The rest of the crap you posted has nothing to do with the murder of Shaver. All of those have a racial component and an actual struggle, only two of which are with the police. Of the two involving the police, only one is specific. Brown. Well, I’ll say this much: if you attack a cop, grab his gun, and attempt to aim it at him, you pretty much deserve to die.

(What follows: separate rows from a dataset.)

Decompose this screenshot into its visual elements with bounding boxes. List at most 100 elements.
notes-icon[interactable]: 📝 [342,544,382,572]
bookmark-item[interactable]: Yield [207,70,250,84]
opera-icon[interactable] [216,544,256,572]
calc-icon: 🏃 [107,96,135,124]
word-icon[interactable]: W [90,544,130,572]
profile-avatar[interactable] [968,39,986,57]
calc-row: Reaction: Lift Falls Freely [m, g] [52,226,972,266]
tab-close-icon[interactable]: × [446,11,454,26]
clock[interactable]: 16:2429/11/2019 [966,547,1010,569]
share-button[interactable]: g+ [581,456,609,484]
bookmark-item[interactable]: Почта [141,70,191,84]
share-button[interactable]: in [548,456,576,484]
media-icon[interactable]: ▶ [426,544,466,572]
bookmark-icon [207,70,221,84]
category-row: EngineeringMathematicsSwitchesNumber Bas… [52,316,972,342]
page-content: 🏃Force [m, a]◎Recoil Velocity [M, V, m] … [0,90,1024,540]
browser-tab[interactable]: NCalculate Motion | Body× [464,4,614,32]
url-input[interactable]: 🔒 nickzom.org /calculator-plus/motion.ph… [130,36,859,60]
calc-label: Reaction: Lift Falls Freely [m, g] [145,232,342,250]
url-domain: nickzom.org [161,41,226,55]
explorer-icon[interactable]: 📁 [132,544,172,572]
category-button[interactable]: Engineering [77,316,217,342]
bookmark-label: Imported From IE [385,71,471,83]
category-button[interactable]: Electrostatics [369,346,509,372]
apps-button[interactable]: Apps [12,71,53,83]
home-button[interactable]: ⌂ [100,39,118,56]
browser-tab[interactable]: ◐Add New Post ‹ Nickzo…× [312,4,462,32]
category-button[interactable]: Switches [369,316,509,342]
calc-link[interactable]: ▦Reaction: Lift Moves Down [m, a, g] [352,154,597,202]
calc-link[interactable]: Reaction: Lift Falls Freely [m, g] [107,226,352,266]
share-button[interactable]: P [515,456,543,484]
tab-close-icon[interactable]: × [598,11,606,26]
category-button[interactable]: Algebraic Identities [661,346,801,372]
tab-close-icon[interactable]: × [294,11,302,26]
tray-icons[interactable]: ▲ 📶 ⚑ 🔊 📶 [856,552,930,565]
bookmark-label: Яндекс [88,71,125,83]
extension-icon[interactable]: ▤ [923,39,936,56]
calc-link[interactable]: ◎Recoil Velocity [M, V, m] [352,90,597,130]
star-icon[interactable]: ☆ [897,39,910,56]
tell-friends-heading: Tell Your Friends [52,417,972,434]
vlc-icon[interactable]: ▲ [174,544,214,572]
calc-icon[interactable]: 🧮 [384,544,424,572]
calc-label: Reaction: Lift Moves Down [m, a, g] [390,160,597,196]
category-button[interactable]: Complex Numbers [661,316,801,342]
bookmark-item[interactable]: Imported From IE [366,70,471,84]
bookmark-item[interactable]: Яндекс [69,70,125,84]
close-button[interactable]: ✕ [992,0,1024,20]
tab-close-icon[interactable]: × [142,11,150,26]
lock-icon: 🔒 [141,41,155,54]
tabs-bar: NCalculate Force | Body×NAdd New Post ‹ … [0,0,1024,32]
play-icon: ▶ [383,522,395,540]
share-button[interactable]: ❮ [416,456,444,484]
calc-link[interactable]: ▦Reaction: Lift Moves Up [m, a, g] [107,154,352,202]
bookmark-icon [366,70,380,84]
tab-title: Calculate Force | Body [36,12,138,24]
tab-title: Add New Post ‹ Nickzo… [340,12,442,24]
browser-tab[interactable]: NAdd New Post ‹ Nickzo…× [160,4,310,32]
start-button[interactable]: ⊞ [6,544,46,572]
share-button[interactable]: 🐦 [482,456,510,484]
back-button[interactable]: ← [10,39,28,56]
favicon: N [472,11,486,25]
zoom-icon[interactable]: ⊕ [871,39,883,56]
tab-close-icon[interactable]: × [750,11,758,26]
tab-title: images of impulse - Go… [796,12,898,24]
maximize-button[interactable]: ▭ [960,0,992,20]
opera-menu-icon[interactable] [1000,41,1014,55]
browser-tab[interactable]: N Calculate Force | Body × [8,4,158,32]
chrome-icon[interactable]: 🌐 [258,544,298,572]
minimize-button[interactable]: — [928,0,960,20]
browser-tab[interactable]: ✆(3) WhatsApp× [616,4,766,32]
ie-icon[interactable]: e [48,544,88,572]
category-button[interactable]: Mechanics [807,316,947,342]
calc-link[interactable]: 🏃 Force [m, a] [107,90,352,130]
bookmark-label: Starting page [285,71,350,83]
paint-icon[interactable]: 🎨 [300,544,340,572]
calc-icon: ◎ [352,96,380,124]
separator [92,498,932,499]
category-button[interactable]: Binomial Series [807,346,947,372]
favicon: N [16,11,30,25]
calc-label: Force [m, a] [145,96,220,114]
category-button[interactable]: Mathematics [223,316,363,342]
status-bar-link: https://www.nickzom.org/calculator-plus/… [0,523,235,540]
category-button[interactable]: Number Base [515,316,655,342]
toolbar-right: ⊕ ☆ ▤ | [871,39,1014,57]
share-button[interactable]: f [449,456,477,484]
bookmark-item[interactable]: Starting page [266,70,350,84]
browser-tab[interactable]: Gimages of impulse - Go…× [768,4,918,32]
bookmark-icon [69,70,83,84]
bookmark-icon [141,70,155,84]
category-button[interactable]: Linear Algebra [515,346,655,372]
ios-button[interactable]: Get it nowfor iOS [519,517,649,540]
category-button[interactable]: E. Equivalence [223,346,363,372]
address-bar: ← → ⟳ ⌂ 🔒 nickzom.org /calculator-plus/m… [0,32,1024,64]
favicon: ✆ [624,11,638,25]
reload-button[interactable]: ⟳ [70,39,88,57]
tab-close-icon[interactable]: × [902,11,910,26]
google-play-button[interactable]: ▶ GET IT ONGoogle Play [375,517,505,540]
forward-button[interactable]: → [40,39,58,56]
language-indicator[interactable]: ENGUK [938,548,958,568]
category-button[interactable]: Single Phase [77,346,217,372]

Yeah, I’m about done here. You play just as fast and loose with what I say. You judged someone to be a murderer without even having the basic facts of the case straight. Not surprising, then, that you’d twist their meanings so much, too, as well as my words. Leticia Jimenez, the hotel worker who went up there, thought the men were selling an actual rifle.
It’s almost like you might not even understand what murder is. I had a high school teacher explain it to our class. Homicide is any killing of a person by another, while for someone to be guilty of murder, they have to the intent to kill that other person out of animosity. It’s also like you don’t get that sometimes people make mistakes that get them killed. It doesn’t mean they “deserved to die.” People sometimes make tragic mistakes. It doesn’t mean a crime is committed on anyone’s part, much less a murder.
Ah. You’re saying homicide is a perfectly acceptable response if a hotel worker thinks you’re doing something perfectly legal and protected by the Constitution if it’s just a little bit scary. Got it.
You still sidestep the fact that an unarmed female hotel worker felt the threat to be so low that she did not fear for her life when knocking on his door, yet several police officers with AR-15 rifles were trembling with fear over an unarmed man on his knees, sobbing and begging for his life.
This murder thing... what do you suppose having the words “you’re fucked” etched onto your AR-15 means? How does a gun fuck someone? Unless it falls off a shelf and hits you in the head, I’d say it would be by using it to shoot someone, no? One might say that cop Brailsford had intent to kill someone for some reason some day.
Joining a police force would be one way to get away with murder. All you have to do is say you feared for your life. You may simply believe that Brailsford was not as brave as Leticia Jimenez and feared for his life, but I’m a cynic. I think if he hadn’t killed Shaver that night, some other night he’d find someone to “fuck” with his rifle.